This work addresses the susceptibility of large vision-language models to hallucinations under degraded visual inputs at test time, which compromises their practical reliability. To mitigate this issue, the authors propose ClipTTT, a novel approach that leverages CLIP’s image-text alignment capability within a test-time training framework. ClipTTT introduces a single-sample self-supervised objective to enable immediate model adaptation without altering the original architecture. By dynamically adjusting to input degradations, the method effectively counteracts distributional shifts induced by common image corruptions. Evaluated across 15 prevalent degradation types, ClipTTT significantly reduces hallucination rates and enhances the faithfulness of generated textual descriptions, demonstrating robustness and practical utility in real-world scenarios.

Large vision-language models (LVLMs) tend to hallucinate, especially when visual inputs are corrupted at test time.

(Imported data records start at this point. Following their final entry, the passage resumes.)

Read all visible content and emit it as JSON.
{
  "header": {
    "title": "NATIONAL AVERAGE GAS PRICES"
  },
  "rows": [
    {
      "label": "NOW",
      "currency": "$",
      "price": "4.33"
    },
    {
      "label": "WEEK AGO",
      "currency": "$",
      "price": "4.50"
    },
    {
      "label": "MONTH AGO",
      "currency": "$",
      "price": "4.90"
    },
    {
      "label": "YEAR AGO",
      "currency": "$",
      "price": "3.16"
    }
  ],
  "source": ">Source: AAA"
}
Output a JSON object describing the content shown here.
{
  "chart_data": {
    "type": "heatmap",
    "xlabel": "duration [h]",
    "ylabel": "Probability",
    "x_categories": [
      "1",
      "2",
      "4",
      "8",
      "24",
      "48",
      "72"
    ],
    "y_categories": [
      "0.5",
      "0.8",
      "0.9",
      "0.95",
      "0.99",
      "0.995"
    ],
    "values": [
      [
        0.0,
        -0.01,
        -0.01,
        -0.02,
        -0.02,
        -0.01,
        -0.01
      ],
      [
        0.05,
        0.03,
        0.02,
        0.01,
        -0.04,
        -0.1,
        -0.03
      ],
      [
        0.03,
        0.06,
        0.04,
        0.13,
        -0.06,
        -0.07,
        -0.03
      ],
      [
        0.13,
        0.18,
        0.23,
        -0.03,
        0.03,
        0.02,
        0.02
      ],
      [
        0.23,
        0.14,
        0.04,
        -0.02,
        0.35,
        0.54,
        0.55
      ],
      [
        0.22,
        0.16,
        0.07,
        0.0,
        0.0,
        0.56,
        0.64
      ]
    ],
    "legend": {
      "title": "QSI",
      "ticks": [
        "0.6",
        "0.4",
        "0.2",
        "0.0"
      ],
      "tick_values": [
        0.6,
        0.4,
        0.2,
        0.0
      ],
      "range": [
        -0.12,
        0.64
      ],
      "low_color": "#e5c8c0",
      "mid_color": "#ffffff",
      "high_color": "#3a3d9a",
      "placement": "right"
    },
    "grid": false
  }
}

We show that such corruptions act as additional distribution shifts, significantly amplifying hallucination rates in real-world applications. To address this, we propose CLIP-guided Test-Time Training (ClipTTT), a method to adapt LVLMs under degraded conditions on the fly with a single test sample. Specifically, we leverage the image-text alignment strength of a pre-trained CLIP model as a stable guidance signal to identify reliable self-supervision targets, enabling rapid adaptation without altering the base LVLMs. Extensive experiments on standard hallucination benchmarks, with 15 common corruptions, demonstrate that ClipTTT effectively mitigates hallucinations and improves descriptive faithfulness under visual corruptions.